From 045381ae32ca690b13339c9aa84c73633f2bb0ac Mon Sep 17 00:00:00 2001
From: ketralnis <ketralnis@reddit.com>
Date: Fri, 17 Jul 2009 10:51:44 -0700
Subject: [PATCH] * lock Thing queries run with write_cache to prevent
 concurrent runs of   potentially expensive queries * don't look up
 default_subreddits in languages that we never store * start respecting
 Subreddit.allow_top again * fix assert syntax in cache.py

---
 r2/r2/controllers/reddit_base.py |  5 ++--
 r2/r2/lib/cache.py               | 22 ++++++++--------
 r2/r2/lib/db/thing.py            | 44 ++++++++++++++++++++++----------
 r2/r2/models/subreddit.py        | 12 ++++++---
 4 files changed, 54 insertions(+), 29 deletions(-)

diff --git a/r2/r2/controllers/reddit_base.py b/r2/r2/controllers/reddit_base.py
index d55710673..c9a2f5083 100644
--- a/r2/r2/controllers/reddit_base.py
+++ b/r2/r2/controllers/reddit_base.py
@@ -291,14 +291,15 @@ def get_browser_langs():
         for l in langs:
             if ';' in l:
                 l = l.split(';')[0]
-            if l not in seen_langs:
+            if l not in seen_langs and l in g.languages:
                 browser_langs.append(l)
                 seen_langs.add(l)
             if '-' in l:
                 l = l.split('-')[0]
-            if l not in seen_langs:
+            if l not in seen_langs and l in g.languages:
                 browser_langs.append(l)
                 seen_langs.add(l)
+    browser_langs.sort()
     return browser_langs
 
 def set_host_lang():
diff --git a/r2/r2/lib/cache.py b/r2/r2/lib/cache.py
index d887a173e..d63052941 100644
--- a/r2/r2/lib/cache.py
+++ b/r2/r2/lib/cache.py
@@ -162,8 +162,10 @@ class CacheChain(CacheUtils, local):
     delete_multi = make_set_fn('delete_multi')

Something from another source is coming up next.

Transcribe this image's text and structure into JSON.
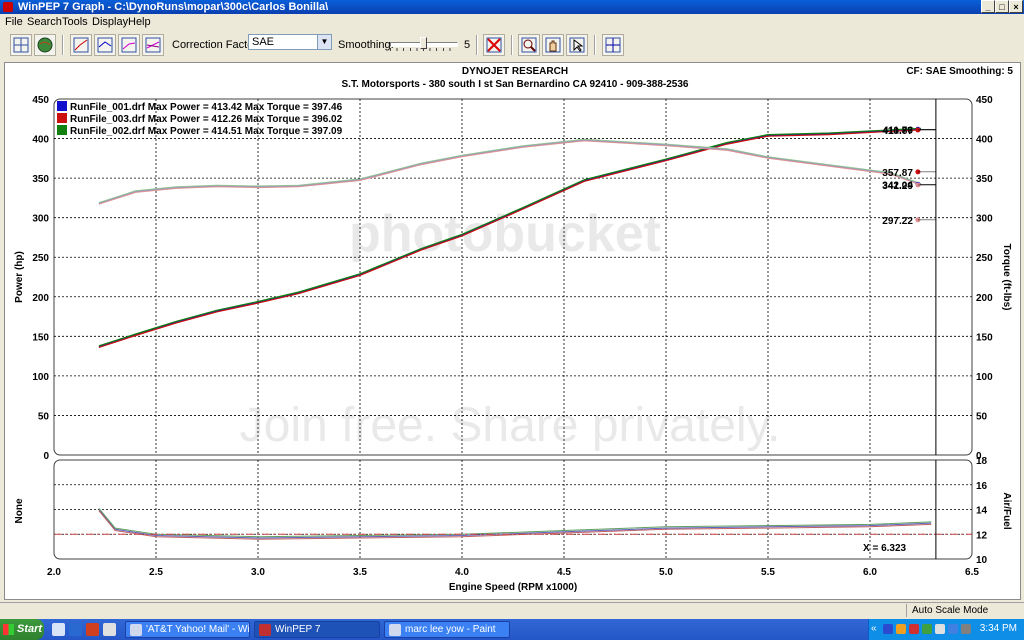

     flush_all = make_set_fn('flush_all')
 
-    def get(self, key, default=None):
+    def get(self, key, default = None, local = True):
         for c in self.caches:
+            if not local and isinstance(c,LocalCache):
+                continue
             val = c.get(key, default)
             if val is not None:
                 #update other caches
@@ -211,31 +213,31 @@ def sgm(cache, keys, miss_fn, prefix='', time=0):
 def test_cache(cache):
     #basic set/get
     cache.set('1', 1)
-    assert(cache.get('1') == 1)
+    assert cache.get('1') == 1
 
     #python data
     cache.set('2', [1,2,3])
-    assert(cache.get('2') == [1,2,3])
+    assert cache.get('2') == [1,2,3]
 
     #set multi, no prefix
     cache.set_multi({'3':3, '4': 4})
-    assert(cache.get_multi(('3', '4')) == {'3':3, '4': 4})
+    assert cache.get_multi(('3', '4')) == {'3':3, '4': 4}
 
     #set multi, prefix
     cache.set_multi({'3':3, '4': 4}, prefix='p_')
-    assert(cache.get_multi(('3', 4), prefix='p_') == {'3':3, 4: 4})
-    assert(cache.get_multi(('p_3', 'p_4')) == {'p_3':3, 'p_4': 4})
+    assert cache.get_multi(('3', 4), prefix='p_') == {'3':3, 4: 4}
+    assert cache.get_multi(('p_3', 'p_4')) == {'p_3':3, 'p_4': 4}
 
     #incr
     cache.set('5', 1)
     cache.set('6', 1)
     cache.incr('5')
-    assert(cache.get('5'), 2)
+    assert cache.get('5') == 2
     cache.incr('5',2)
-    assert(cache.get('5'), 4)
+    assert cache.get('5') == 4
     cache.incr_multi(('5', '6'), 1)
-    assert(cache.get('5'), 5)    
-    assert(cache.get('6'), 2)
+    assert cache.get('5') == 5
+    assert cache.get('6') == 2
 
 # a cache that occasionally dumps itself to be used for long-running
 # processes
diff --git a/r2/r2/lib/db/thing.py b/r2/r2/lib/db/thing.py
index 1f325a522..f20dca7e2 100644
--- a/r2/r2/lib/db/thing.py
+++ b/r2/r2/lib/db/thing.py
@@ -775,24 +775,40 @@ class Query(object):
         if self._stats_collector:
             self._stats_collector.add(self)
 
-        lst = None
-        if self._read_cache:
-            names = cache.get(self._iden())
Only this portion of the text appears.